The thing that I miss the most about living on the mission field as a child are family vacations to ‘the lake’ (Panajachel at Lake Atitlan), being able to live in a UNESCO World Heritage site (La Antigua Guatemala), the beautiful climate and scenery, the vibrant Mayan culture, the school we attended and the friends we made.

I guess the only thing that I don’t miss was the high crime rate. As in, all missionaries besides us had been robbed on the highway at gunpoint and there was a civil war ongoing for the time we lived there. In addition, petty theft was a big problem.

How easy or difficult was it to make friends, do schoolwork, and other “normal” activities while being known as a “missionary kid” by the community? (after returning to the States)

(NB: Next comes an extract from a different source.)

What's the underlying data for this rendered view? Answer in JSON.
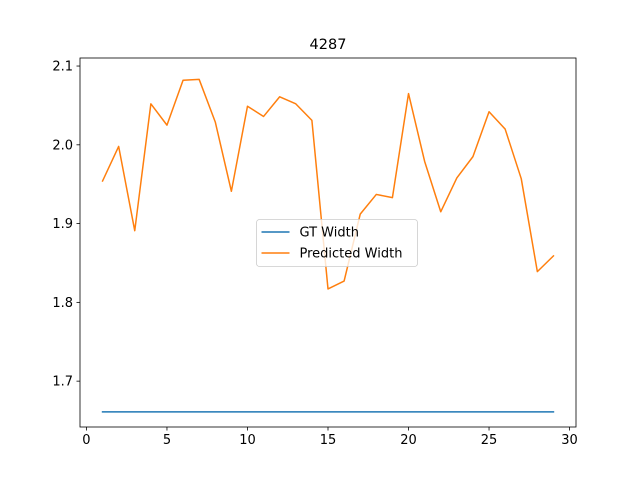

It was not hard for me when I attended a private Lutheran school. When we moved and I attended a large public school, it was very difficult to make friends. I would never enroll my MK children in a huge public school! But my parents didn’t realize that at the time, and the Lutheran schools were expensive. And honestly, the public school was one of the best schools in the area. It was very tough at the public school, because being a missionary was seen as so weird and outside the norm. And plus I think at any large school it just becomes harder to make friends as the new kid, especially in middle school. At the small Lutheran school, they were more exposed to what a missionary was and more open and accepting of that. In either case, though, schoolwork was not a problem for me. I was well prepared from the school we attended in Guatemala.

What is your favorite memory of living overseas as a child?

I have so many favorite memories that it’s hard to pick one! We really enjoyed going to Panajachel, a town on Lake Atitlan. Our friends would let us use the cabin they owned. My mom would make donuts from her grandma’s recipe. We would listen to the Beatles and Neil Young, play Ping Pong and swim all day and play Trivial Pursuit at night. Ernest Hemingway called Lake Atitlan the most beautiful lake in the world, and I think that could be true! It’s ringed by three volcanoes and is just a magical place.

How did the mission work of your parents influence you and your faith?

For me, I can’t really separate the mission work my parents did from their actions as my parent, within the home. I honestly believe what great parents they are has made a greater impact on me than any of the mission work they did. Isn’t there a saying like ‘No one’s a hero in their home town!’ I think that’s kind of the way that I think about it. They were my parents first. I knew about the work they did, but I didn’t appreciate what they really faced until after I was a missionary.

I guess it’s like, they want to make the world a better place in whatever way they are capable. Sometimes that has meant a focus on the human care aspects of ministry or the theological aspects. But if that was in the U.S. or overseas it would be the same message to me as their child – that they were working to help other people.

However, I have been more willing to step into another culture and another way of life because of my time living in Guatemala as a child.